J’ai vécu en Provence, en liberté dans la nature, et c’est là que j’ai commencé à explorer l’espace en pratiquant tous les sports outdoor. J’étais fascinée par le pouvoir du corps dans sa dimension physique, esthétique, erotique. 

3- Qui ont été vos plus grandes inspirations?

Les autres ! « Autrui pièce maîtresse de mon univers » écrivait Michel Tournier lorsque il parle de Robinson Crusoé. C’est une phrase que je fais mienne. 

4-Quels artistes admirez vous le plus ? 

É́videmment Le Caravage dans l’extrême intelligence de ses compositions assorties des clairs obscurs qui révèlent les corps ; mais aussi Delacroix qui peint comme il dessine et sait faire vibrer les lumières et les âmes. 

Et pour finir Niki de St Phalle, femme et artiste des corps, qui vivait entièrement son œuvre et a su créer un univers puissant et onirique autant que Paula Rego qui me fascine aujourd’hui. 

5- Quelles sont les œuvres que vous préférez dans votre production?

Il y a deux œuvres qui ont été importantes pour moi : tout d’abord, « le grand chaperon rouge » que j’ai réalisé à New York lors d’une performance.
Le jour du vernissage d’un solo show, j’ai demandé à une personne du public de venir s’installer sur la toile et de prendre la position du petit chaperon rouge telle qu’elle l’imaginait dans le comte de Perrault et j’ai pris son contour. Puis j’ai fait la même chose en couchant le dog français de mon galeriste sur cette toile pour signifier la présence du loup et à̀ partir de cela, j’ai peint en dripping . Ce moment avait une intensité incroyable ce qui s’est ressentit dans l’œuvre ensuite.
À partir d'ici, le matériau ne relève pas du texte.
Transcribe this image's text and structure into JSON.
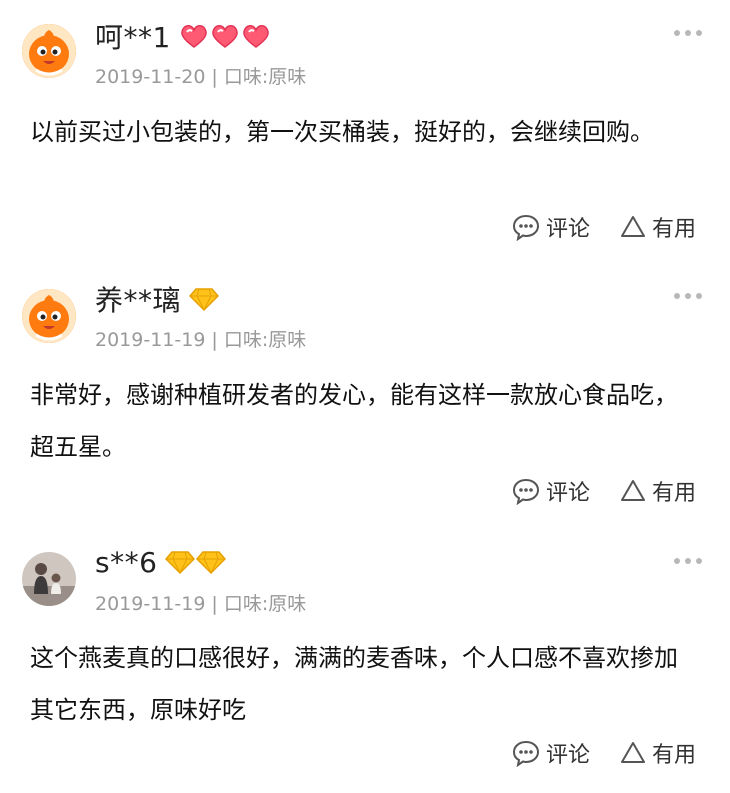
{
  "reviews": [
    {
      "username": "呵**1",
      "badge_icon": "heart-badge-icon",
      "badge_color": "#ff4d6d",
      "date": "2019-11-20",
      "flavor": "口味:原味",
      "content": "以前买过小包装的，第一次买桶装，挺好的，会继续回购。",
      "comment_label": "评论",
      "useful_label": "有用"
    },
    {
      "username": "养**璃",
      "badge_icon": "diamond-badge-icon",
      "badge_color": "#ffb400",
      "date": "2019-11-19",
      "flavor": "口味:原味",
      "content": "非常好，感谢种植研发者的发心，能有这样一款放心食品吃，超五星。",
      "comment_label": "评论",
      "useful_label": "有用"
    },
    {
      "username": "s**6",
      "badge_icon": "diamond-badge-icon",
      "badge_color": "#ffb400",
      "date": "2019-11-19",
      "flavor": "口味:原味",
      "content": "这个燕麦真的口感很好，满满的麦香味，个人口感不喜欢掺加其它东西，原味好吃",
      "comment_label": "评论",
      "useful_label": "有用"
    }
  ]
}
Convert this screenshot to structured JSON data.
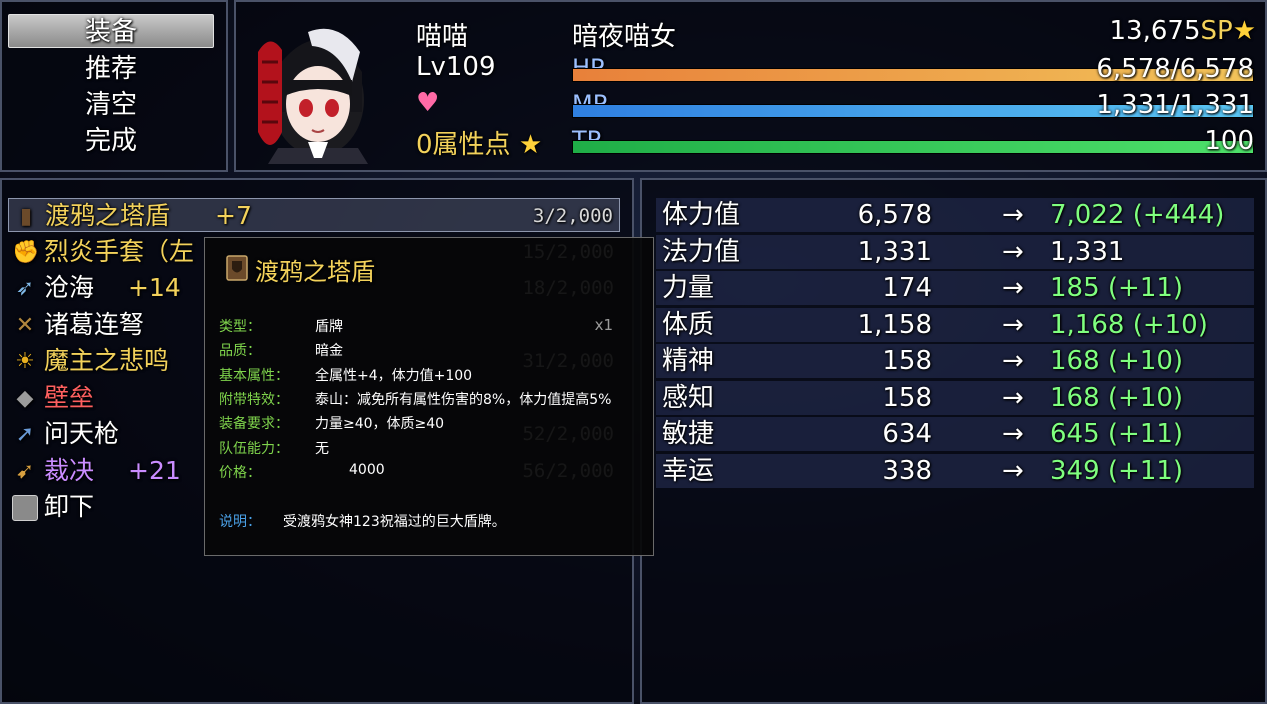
{
  "colors": {
    "yellow": "#f3d25b",
    "green": "#7fff7f",
    "red": "#ff6060",
    "purple": "#c98cff",
    "hp": "#e9a04f",
    "mp": "#3ea6ea",
    "tp": "#3ad15b"
  },
  "command": {
    "items": [
      "装备",
      "推荐",
      "清空",
      "完成"
    ]
  },
  "actor": {
    "name": "喵喵",
    "level": "Lv109",
    "points": "0属性点",
    "title": "暗夜喵女",
    "sp": "13,675",
    "sp_unit": "SP",
    "hp_label": "HP",
    "hp_value": "6,578/6,578",
    "hp_ratio": 1.0,
    "mp_label": "MP",
    "mp_value": "1,331/1,331",
    "mp_ratio": 1.0,
    "tp_label": "TP",
    "tp_value": "100",
    "tp_ratio": 1.0
  },
  "items": [
    {
      "name": "渡鸦之塔盾",
      "plus": "+7",
      "count": "3/2,000",
      "icon": "shield-icon"
    },
    {
      "name": "烈炎手套（左",
      "plus": "",
      "count": "15/2,000",
      "icon": "gauntlet-icon"
    },
    {
      "name": "沧海",
      "plus": "+14",
      "count": "18/2,000",
      "icon": "spear-icon"
    },
    {
      "name": "诸葛连弩",
      "plus": "",
      "count": "",
      "icon": "crossbow-icon"
    },
    {
      "name": "魔主之悲鸣",
      "plus": "",
      "count": "31/2,000",
      "icon": "skull-icon"
    },
    {
      "name": "壁垒",
      "plus": "",
      "count": "",
      "icon": "shield-spike-icon"
    },
    {
      "name": "问天枪",
      "plus": "",
      "count": "52/2,000",
      "icon": "lance-icon"
    },
    {
      "name": "裁决",
      "plus": "+21",
      "count": "56/2,000",
      "icon": "gun-icon"
    },
    {
      "name": "卸下",
      "plus": "",
      "count": "",
      "icon": "empty-slot-icon"
    }
  ],
  "compare": [
    {
      "name": "体力值",
      "cur": "6,578",
      "arrow": "→",
      "new": "7,022 (+444)",
      "up": true
    },
    {
      "name": "法力值",
      "cur": "1,331",
      "arrow": "→",
      "new": "1,331",
      "up": false
    },
    {
      "name": "力量",
      "cur": "174",
      "arrow": "→",
      "new": "185 (+11)",
      "up": true
    },
    {
      "name": "体质",
      "cur": "1,158",
      "arrow": "→",
      "new": "1,168 (+10)",
      "up": true
    },
    {
      "name": "精神",
      "cur": "158",
      "arrow": "→",
      "new": "168 (+10)",
      "up": true
    },
    {
      "name": "感知",
      "cur": "158",
      "arrow": "→",
      "new": "168 (+10)",
      "up": true
    },
    {
      "name": "敏捷",
      "cur": "634",
      "arrow": "→",
      "new": "645 (+11)",
      "up": true
    },
    {
      "name": "幸运",
      "cur": "338",
      "arrow": "→",
      "new": "349 (+11)",
      "up": true
    }
  ],
  "tooltip": {
    "title": "渡鸦之塔盾",
    "qty": "x1",
    "rows": [
      {
        "label": "类型：",
        "value": "盾牌"
      },
      {
        "label": "品质：",
        "value": "暗金"
      },
      {
        "label": "基本属性：",
        "value": "全属性+4，体力值+100"
      },
      {
        "label": "附带特效：",
        "value": "泰山：减免所有属性伤害的8%，体力值提高5%"
      },
      {
        "label": "装备要求：",
        "value": "力量≥40，体质≥40"
      },
      {
        "label": "队伍能力：",
        "value": "无"
      },
      {
        "label": "价格：",
        "value": "4000"
      }
    ],
    "desc_label": "说明：",
    "desc": "受渡鸦女神123祝福过的巨大盾牌。"
  }
}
La deuxième a été celle de l’autruche que j’ai réalisé au Jardin des Plantes à Paris. Imaginez un animal de 130 kg avec un énorme corps des pattes préhistoriques à écailles, un long cou et une tête qui tient dans une main. Couchée sur ma toile j’en ai pris le contour et j’ai ensuite réalisé cette œuvre en dripping avec seulement du noir en essayant de traduire ce que j’avais ressenti : légèreté, douceur (des plumes) et puissance. 

6- Que préparez vous pour l’année 2019?

Tout d’abord une belle exposition que nous préparons à la galerie Afternyne en février prochain puis une présentation à Paris des peintures et des vidéos des grands animaux du Jardin des plantes, sur lesquels je travaille depuis 4 ans ; sans oublier une présentation de sculptures en bronze que je présenterai pour la 1ère fois en mars 2019 à Paris.